The Excel Spreadsheet Error That Justified Global Austerity
April 18, 2013 · Posted by Ian Becker
An economic report that has been used frequently to justify austerity measures in the U.S. and Europe has one flagrant flaw: an Excel error.
The 2010 report by prominent U.S. economists Carmen Reinhart and Ken Rogoff, titled "Growth In A Time Of Debt," argues that national economies whose public debt rises above 90 percent of GDP are doomed to stagnate.
But when a team of economists at the University of Massachusetts, Amherst tried to duplicate the study using the spreadsheet that Reinhart and Rogoff used, they soon saw that the rationale for austerity relied on significant errors. For instance, five countries—Australia, Austria, Belgium, Canada, and Denmark—were mistakenly excluded from the Excel calculations.
As Mark Gongloff points out, the coding error, as well as numerous other questionable aspects of the research, changes the report's findings significantly:
The most important error appears to be a failure to include years of data that showed Australia, Canada and New Zealand enjoying high economic growth and high debt at the same time. Including all the years of data boosts New Zealand's average economic growth rate under high debt to 2.58 percent, from negative 7.6 percent. Given the small amount of data used in Reinhart and Rogoff's study, this has a huge impact on the overall findings.

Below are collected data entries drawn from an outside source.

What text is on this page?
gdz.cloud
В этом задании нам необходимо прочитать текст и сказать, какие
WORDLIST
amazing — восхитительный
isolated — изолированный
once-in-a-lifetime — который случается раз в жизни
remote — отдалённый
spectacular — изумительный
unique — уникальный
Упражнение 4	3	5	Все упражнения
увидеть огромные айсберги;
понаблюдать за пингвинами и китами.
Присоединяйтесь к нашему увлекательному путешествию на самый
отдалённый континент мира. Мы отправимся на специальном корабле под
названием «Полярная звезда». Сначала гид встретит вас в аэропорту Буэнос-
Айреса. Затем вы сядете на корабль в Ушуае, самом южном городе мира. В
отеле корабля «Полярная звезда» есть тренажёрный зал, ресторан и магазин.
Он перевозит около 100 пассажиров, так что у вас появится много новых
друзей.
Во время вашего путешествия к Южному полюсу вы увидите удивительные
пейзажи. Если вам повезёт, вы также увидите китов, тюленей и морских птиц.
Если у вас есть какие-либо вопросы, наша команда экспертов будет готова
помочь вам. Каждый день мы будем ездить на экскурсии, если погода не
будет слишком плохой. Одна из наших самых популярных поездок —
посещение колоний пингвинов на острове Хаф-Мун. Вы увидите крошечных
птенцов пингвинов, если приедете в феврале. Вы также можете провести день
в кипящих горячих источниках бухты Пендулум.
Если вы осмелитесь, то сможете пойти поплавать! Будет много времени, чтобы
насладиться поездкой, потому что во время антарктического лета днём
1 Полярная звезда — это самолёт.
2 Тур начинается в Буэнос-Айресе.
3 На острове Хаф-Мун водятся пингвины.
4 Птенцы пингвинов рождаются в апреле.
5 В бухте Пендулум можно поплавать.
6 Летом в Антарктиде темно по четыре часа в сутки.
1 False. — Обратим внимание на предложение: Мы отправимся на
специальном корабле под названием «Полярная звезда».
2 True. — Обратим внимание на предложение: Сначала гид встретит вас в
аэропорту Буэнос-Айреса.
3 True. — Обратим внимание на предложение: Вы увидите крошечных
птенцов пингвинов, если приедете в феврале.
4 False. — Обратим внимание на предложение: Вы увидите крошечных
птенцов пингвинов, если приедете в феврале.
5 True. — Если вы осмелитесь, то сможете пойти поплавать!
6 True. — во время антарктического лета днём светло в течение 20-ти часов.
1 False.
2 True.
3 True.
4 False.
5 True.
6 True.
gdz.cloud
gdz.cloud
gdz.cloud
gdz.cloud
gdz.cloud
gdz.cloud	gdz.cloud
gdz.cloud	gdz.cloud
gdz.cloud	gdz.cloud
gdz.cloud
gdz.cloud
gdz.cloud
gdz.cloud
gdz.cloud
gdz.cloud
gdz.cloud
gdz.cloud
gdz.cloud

How influential was the study? As Quartz' Tim Fernholz demonstrates, "Growth In A Time of Debt" was used liberally by U.S. and U.K. lawmakers to argue in favor for the necessity of austerity measures in a time of recession. Check out the abbreviated list below:
“It is widely acknowledged, based on serious research, that when public debt levels rise about 90% they tend to have a negative economic dynamism, which translates into low growth for many years.” — European Commissioner Olli Rehn.“Economists who have studied sovereign debt tell us that letting total debt rise above 90 percent of GDP creates a drag on economic growth and intensifies the risk of a debt-fueled economic crisis.” — House Budget Committee Chairman and former Republican vice-presidential candidate Paul Ryan.“It’s an excellent study, although in some ways what you’ve summarized understates the risks.”— Former US Treasury Secretary Tim Geithner.“We would soon get to a situation in which a debt-to-GDP ratio would be 100%. As economists such as Reinhart and Rogoff have argued, that is the level at which the overall stock of debt becomes dangerous for the long-term growth of an economy. They would argue that that is why Japan has had such a bad time for such a long period. If deficits really solved long-term economic growth, Japan would not have been stranded in the situation in which it has been for such a long time.” Lord Lamont of Lerwick, former UK chancellor and sometime adviser to current chancellor George Osborne.